IT IS A "SOAK-THE-POOR" BUDGET | MAY 1957

“Overnight necessities have turned into luxuries,” said a clerk working in an office of the State Government. “A foretaste of the Socialist pattern of the society we are going to have,” commented a Union Government employee sarcastically.

It may or may not be so but this is the definite opinion of a cross-section of the middle and the lower middle class population of the Capital. “The cup of misery is full to the brim,” said a senior clerk employed in the Union Commerce Ministry, when I asked him what he felt about new taxation proposals.

Citizens have started feeling the pinch of rising prices. Cigarette prices have gone up by two nP to six nP per packet of ten, petrol costs six nP more per gallon, in some cases the increase has gone up to 31nP per gallon. Sugar prices have jumped by 16 nP, from 84 nP to one rupee. Match boxes too have registered an increase of one nP.

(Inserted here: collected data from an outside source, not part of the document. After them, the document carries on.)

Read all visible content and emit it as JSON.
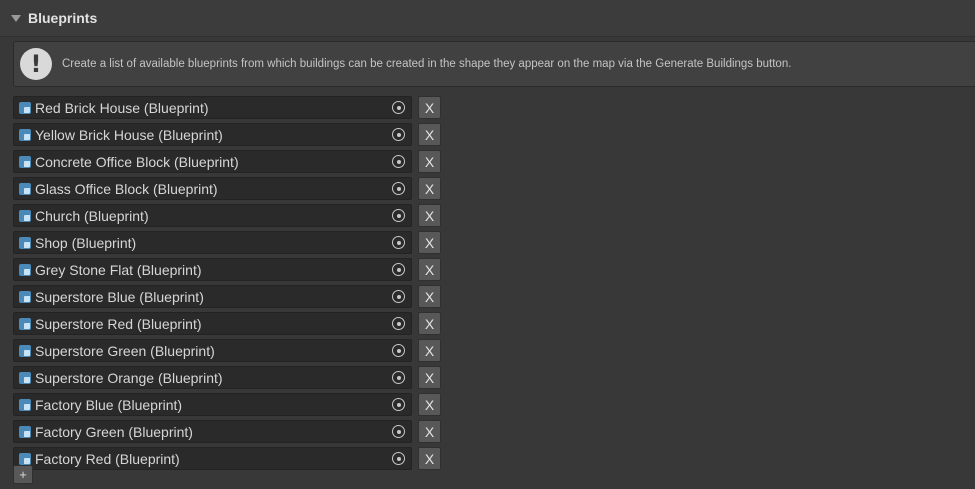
{
  "section": {
    "title": "Blueprints"
  },
  "help": {
    "icon": "warning-exclamation-icon",
    "text": "Create a list of available blueprints from which buildings can be created in the shape they appear on the map via the Generate Buildings button."
  },
  "list": {
    "remove_label": "X",
    "add_label": "+",
    "items": [
      "Red Brick House (Blueprint)",
      "Yellow Brick House (Blueprint)",
      "Concrete Office Block (Blueprint)",
      "Glass Office Block (Blueprint)",
      "Church (Blueprint)",
      "Shop (Blueprint)",
      "Grey Stone Flat (Blueprint)",
      "Superstore Blue (Blueprint)",
      "Superstore Red (Blueprint)",
      "Superstore Green (Blueprint)",
      "Superstore Orange (Blueprint)",
      "Factory Blue (Blueprint)",
      "Factory Green (Blueprint)",
      "Factory Red (Blueprint)"
    ]
  },
  "colors": {
    "background": "#383838",
    "field": "#2a2a2a",
    "button": "#585858",
    "asset_icon": "#4b8ab8"
  }
}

A Cup Of Tea Now Costs 250 p.c More
A cup of tea, now priced at an anna will cost tow-and-a-half annas more than present, according to a decision taken today by owners of small restaurants here.
The price of good quality tea similarly rose by six annas to eight annas per pound. A match box containing 60 match sticks, which was hitherto selling at three pice, is now priced at an anna – U.P.I

“If the country is facing a real crisis, if the second Five-Year plan has run into difficulties, why sould the Government lose crores of rupees by enforcing prohibition,” asked a shopkeeper in Connaught Place.
“It is not that I grudge to part with a few additional rupees each month by way of income-tax. But the rise in prices of tea, coffee, sugar would start a chain reaction and consumer goods would cost more. Of course, I can’t forget the other taxes I have to pay directly and indirectly,” a stenographer employed in a commercial establishment said in reply to my query as to how the Budget would ask for a raise.